Regeling van de Minister van Buitenlandse Zaken van 27 januari 2012, nr. DJZ/BR/1550-11, houdende wijziging van de Sanctieregeling Sudan 2005

De Minister van Buitenlandse Zaken,

Handelende in overeenstemming met de Minister van Financiën en de Staatssecretaris van Economische Zaken, Landbouw en Innovatie;

Gelet op Verordening (EU) nr. 1215/2011 van de Raad van de Europese Unie van 24 november 2011 tot wijziging van Verordening (EG) nr. 131/2004 betreffende bepaalde restrictieve maatregelen ten aanzien van Sudan en Zuid-Sudan (Pb EU L 310);

Gelet op Besluit 2011/423/GBVB van de Raad van de Europese Unie van 18 juli 2011 betreffende beperkende maatregelen tegen Sudan en Zuid-Sudan en tot intrekking van Gemeenschappelijk Standpunt 2005/411/GBVB (Pb EU L 188);

Gelet op de artikelen 2, tweede lid, en 3 van de Sanctiewet 1977;

Besluit:

ARTIKEL I

Artikel 3 komt als volgt te luiden:

Artikel 3

  • 1. Het is verboden om paramilitaire uitrusting en wapens, munitie, militaire voertuigen, militaire uitrusting en goederen, alsmede militaire technologie, aangewezen in de Uitvoeringsregeling strategische goederen dan wel bedoeld in artikel 2 van de Regeling van de Staatssecretaris van Economische Zaken van 7 december 2006 houdende strafbaarstelling ongeoorloofde overdracht programmatuur en technologie van strategische goederen door middel van elektronische media, faxapparaten of telefoon, dan wel onderdelen daarvan, te verkopen, te leveren, over te dragen of uit te voeren aan personen, entiteiten of lichamen in Sudan, of voor gebruik in Sudan, ongeacht het land van oorsprong.
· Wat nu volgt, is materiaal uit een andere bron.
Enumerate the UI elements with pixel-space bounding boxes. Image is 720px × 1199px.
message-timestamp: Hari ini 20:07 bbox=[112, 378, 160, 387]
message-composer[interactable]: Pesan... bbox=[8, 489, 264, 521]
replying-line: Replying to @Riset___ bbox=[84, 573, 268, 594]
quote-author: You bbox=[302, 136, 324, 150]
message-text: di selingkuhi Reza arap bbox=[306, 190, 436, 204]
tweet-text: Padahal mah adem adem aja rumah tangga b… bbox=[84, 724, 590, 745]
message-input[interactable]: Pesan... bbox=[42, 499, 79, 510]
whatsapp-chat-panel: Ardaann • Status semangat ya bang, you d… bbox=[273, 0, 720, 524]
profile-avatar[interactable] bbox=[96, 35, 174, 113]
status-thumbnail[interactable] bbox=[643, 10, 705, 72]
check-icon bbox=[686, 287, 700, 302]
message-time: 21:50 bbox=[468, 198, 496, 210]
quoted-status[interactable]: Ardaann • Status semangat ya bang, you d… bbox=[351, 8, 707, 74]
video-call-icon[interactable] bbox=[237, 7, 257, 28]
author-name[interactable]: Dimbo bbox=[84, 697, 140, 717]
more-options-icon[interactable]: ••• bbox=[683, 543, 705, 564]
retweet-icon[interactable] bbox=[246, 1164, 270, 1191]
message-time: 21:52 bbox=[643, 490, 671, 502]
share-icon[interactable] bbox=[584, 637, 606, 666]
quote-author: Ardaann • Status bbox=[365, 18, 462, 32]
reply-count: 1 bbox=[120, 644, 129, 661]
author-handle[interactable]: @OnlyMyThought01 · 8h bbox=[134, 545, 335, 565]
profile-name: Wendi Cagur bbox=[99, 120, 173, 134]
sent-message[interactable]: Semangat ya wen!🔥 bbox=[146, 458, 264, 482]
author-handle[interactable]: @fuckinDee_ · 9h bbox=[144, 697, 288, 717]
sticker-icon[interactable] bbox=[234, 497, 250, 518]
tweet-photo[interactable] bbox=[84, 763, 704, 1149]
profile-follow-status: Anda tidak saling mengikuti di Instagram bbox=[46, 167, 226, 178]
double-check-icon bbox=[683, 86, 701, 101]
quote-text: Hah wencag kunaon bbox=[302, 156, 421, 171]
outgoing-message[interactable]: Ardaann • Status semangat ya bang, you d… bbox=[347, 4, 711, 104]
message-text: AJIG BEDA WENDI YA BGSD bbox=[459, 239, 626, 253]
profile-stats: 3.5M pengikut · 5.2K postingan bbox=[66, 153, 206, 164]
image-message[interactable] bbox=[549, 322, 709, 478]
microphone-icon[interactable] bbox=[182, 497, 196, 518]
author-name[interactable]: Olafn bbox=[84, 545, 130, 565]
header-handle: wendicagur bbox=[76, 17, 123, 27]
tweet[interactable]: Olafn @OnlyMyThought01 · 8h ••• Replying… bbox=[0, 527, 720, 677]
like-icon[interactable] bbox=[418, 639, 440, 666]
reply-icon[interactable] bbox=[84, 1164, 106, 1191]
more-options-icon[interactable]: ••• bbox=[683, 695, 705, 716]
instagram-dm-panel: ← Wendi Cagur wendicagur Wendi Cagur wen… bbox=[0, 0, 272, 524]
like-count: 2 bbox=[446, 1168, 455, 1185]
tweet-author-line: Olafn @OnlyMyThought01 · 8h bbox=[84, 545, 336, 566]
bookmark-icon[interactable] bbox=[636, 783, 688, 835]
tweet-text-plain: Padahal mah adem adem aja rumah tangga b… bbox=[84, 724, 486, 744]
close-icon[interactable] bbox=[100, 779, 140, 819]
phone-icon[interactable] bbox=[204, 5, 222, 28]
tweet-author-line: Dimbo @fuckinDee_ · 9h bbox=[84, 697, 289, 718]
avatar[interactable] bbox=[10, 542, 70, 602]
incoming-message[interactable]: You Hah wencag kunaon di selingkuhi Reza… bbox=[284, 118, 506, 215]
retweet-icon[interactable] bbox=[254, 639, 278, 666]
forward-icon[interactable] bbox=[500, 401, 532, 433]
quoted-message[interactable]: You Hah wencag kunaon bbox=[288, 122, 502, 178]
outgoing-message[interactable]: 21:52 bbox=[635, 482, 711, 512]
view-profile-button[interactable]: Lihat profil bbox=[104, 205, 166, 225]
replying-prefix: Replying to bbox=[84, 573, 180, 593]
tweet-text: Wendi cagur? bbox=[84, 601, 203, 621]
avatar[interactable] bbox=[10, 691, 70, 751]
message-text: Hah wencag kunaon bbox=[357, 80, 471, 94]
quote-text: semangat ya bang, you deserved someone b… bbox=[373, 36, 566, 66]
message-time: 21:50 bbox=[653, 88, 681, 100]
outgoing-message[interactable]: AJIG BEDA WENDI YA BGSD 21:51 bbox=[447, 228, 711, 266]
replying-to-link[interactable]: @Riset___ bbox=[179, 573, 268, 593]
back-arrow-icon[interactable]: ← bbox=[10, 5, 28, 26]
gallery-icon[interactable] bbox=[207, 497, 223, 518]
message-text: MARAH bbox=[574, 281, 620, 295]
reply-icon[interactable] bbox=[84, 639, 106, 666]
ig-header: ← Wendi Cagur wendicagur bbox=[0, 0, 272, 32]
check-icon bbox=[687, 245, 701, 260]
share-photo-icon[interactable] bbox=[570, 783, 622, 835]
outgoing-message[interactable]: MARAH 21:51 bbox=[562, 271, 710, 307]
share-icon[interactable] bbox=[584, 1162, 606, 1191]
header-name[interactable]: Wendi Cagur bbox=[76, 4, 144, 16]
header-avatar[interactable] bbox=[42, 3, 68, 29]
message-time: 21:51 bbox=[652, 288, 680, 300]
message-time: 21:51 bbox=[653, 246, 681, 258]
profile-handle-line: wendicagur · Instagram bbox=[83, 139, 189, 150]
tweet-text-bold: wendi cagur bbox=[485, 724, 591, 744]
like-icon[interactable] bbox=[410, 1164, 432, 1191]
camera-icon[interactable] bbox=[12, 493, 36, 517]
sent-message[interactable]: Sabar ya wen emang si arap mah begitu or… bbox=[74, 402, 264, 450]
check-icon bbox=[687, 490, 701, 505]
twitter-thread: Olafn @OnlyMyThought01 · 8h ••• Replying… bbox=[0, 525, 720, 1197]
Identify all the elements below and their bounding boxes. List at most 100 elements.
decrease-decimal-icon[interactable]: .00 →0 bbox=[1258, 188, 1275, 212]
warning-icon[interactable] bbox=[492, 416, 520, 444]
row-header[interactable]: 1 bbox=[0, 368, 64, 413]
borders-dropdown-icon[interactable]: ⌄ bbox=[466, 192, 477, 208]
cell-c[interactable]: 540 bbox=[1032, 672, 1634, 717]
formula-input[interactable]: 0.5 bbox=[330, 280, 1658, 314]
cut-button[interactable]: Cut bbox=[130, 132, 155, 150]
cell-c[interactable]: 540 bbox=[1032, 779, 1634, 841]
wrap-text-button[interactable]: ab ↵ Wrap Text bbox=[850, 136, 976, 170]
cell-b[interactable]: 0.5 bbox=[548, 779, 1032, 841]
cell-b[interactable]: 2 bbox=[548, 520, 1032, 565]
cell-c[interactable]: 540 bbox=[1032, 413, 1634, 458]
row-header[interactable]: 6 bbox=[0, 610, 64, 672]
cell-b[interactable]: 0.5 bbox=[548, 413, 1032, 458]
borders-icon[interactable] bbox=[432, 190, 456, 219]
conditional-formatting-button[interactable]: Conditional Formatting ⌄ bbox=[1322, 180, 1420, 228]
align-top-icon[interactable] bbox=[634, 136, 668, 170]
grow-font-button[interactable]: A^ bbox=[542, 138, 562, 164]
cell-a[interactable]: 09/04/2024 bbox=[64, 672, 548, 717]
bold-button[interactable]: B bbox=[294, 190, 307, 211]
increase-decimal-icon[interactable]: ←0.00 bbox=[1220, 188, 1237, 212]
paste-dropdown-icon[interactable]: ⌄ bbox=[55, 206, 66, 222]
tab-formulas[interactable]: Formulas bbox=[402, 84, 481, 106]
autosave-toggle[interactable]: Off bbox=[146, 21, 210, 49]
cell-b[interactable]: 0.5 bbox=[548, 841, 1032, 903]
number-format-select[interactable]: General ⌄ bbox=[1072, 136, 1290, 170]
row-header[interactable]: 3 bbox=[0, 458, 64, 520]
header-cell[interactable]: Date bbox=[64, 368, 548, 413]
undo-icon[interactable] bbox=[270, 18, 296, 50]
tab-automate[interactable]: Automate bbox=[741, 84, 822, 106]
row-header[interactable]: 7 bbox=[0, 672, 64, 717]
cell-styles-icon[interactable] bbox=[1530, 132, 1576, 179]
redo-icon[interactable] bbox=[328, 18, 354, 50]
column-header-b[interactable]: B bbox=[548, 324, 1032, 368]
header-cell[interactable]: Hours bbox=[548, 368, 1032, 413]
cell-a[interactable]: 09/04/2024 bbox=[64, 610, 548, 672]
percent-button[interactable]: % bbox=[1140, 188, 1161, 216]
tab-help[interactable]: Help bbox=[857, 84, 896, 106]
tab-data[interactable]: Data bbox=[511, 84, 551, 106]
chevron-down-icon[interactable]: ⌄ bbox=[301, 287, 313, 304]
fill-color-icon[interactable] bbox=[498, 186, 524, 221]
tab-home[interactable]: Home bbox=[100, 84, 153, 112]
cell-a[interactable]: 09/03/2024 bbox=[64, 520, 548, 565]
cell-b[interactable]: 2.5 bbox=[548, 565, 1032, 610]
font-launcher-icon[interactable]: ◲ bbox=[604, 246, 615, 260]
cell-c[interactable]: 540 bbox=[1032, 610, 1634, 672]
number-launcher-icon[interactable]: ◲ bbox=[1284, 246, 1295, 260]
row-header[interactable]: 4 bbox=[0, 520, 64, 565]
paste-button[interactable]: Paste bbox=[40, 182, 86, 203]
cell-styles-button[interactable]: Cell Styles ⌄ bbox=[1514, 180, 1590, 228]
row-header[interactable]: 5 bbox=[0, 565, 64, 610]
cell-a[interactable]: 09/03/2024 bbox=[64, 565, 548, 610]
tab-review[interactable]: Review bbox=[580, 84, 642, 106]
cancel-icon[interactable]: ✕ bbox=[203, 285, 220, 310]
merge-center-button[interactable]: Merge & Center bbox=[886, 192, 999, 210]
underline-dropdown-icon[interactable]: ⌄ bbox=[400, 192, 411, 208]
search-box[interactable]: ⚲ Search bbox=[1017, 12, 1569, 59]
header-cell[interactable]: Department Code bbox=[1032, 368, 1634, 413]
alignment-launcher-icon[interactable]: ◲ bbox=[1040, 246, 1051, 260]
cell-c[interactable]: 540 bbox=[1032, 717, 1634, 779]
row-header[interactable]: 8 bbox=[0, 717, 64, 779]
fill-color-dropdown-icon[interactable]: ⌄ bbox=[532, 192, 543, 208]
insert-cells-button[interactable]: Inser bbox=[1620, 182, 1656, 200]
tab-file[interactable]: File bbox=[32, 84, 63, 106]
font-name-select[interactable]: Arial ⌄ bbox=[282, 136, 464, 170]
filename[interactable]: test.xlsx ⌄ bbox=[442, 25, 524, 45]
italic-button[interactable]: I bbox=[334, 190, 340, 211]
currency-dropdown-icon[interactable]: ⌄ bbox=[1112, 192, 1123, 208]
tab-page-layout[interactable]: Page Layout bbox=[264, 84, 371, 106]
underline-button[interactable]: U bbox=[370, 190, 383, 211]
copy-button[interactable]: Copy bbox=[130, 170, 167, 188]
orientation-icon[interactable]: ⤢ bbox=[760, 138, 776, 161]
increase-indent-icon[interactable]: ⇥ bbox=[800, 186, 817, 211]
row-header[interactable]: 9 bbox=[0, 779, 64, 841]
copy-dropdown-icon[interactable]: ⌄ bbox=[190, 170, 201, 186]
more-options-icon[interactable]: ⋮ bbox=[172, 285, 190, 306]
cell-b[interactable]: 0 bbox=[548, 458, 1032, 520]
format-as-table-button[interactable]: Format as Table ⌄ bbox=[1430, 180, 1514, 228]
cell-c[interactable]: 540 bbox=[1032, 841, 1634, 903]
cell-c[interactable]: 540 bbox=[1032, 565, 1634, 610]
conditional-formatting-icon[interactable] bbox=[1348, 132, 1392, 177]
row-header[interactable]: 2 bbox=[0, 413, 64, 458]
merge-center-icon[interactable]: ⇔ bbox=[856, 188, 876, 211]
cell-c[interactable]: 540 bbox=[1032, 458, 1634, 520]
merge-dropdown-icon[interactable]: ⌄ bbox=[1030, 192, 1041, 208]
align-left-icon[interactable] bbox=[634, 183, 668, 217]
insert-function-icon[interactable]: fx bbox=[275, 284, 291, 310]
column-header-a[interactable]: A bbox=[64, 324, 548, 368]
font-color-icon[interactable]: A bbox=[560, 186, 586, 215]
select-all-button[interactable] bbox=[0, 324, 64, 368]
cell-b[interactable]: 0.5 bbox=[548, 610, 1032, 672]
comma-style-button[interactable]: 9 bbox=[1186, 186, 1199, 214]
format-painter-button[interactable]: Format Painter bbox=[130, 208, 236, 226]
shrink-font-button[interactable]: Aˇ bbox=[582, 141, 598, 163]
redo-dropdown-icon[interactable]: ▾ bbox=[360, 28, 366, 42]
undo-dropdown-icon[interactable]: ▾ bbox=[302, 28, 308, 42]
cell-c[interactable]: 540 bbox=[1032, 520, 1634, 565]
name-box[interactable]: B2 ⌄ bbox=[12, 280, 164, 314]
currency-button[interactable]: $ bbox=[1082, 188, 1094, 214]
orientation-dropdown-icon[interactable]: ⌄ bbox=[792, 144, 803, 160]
  • 2. Het eerste lid is niet van toepassing met vooraf verleende ontheffing van de Minister van Economische Zaken, Landbouw en Innovatie op de verkoop, levering, overdracht of uitvoer van:

    • a. niet-letale militaire uitrusting uitsluitend bestemd voor humanitair gebruik of beschermingsdoeleinden, of voor programma’s voor institutionele versterking van de Verenigde Naties, de Afrikaanse Unie, de Europese Unie of de Gemeenschap;

    • b. materieel bedoeld voor crisisbeheersingsoperaties van de Verenigde Naties, de Afrikaanse Unie of de Europese Unie;

    • c. andere voertuigen dan gevechtsvoertuigen die gemaakt zijn van, of uitgerust zijn met, materiaal dat bescherming biedt tegen kogels en die uitsluitend bestemd zijn voor de bescherming van personeel van de Europese Unie en haar lidstaten in Sudan; en

    • d. ontmijningsuitrusting en materieel voor gebruik bij ontmijning; en

    • e. niet-letale militaire uitrusting uitsluitend bestemd ter ondersteuning van de hervorming van de veiligheidssector in Sudan.

  • 3. Het eerste lid is niet van toepassing op de tijdelijke uitvoer van beschermende kleding voor persoonlijk gebruik, met inbegrip van scherfwerende vesten en militaire helmen, door personeel van de Verenigde Naties, de Europese Unie, de Gemeenschap of haar lidstaten, vertegenwoordigers van de media, of medewerkers van humanitaire organisaties en ontwikkelingswerkers en aanverwant personeel.

ARTIKEL II

Deze regeling treedt in werking met ingang van de dag na de dagtekening van de Staatscourant waarin zij wordt geplaatst.

Deze regeling zal met de toelichting in de Staatscourant worden geplaatst.

De Minister van Buitenlandse Zaken, U. Rosenthal.

TOELICHTING

Algemeen

In verband met de vorming van Zuid-Sudan, dient het toepassingsgebied van de reeds bestaande beperkende maatregelen jegens Sudan te worden gewijzigd. Het betreft ten aanzien van Sudan enkel een technische wijziging waarbij het wapenembargo redactioneel is gewijzigd.

De Minister van Buitenlandse Zaken, U. Rosenthal.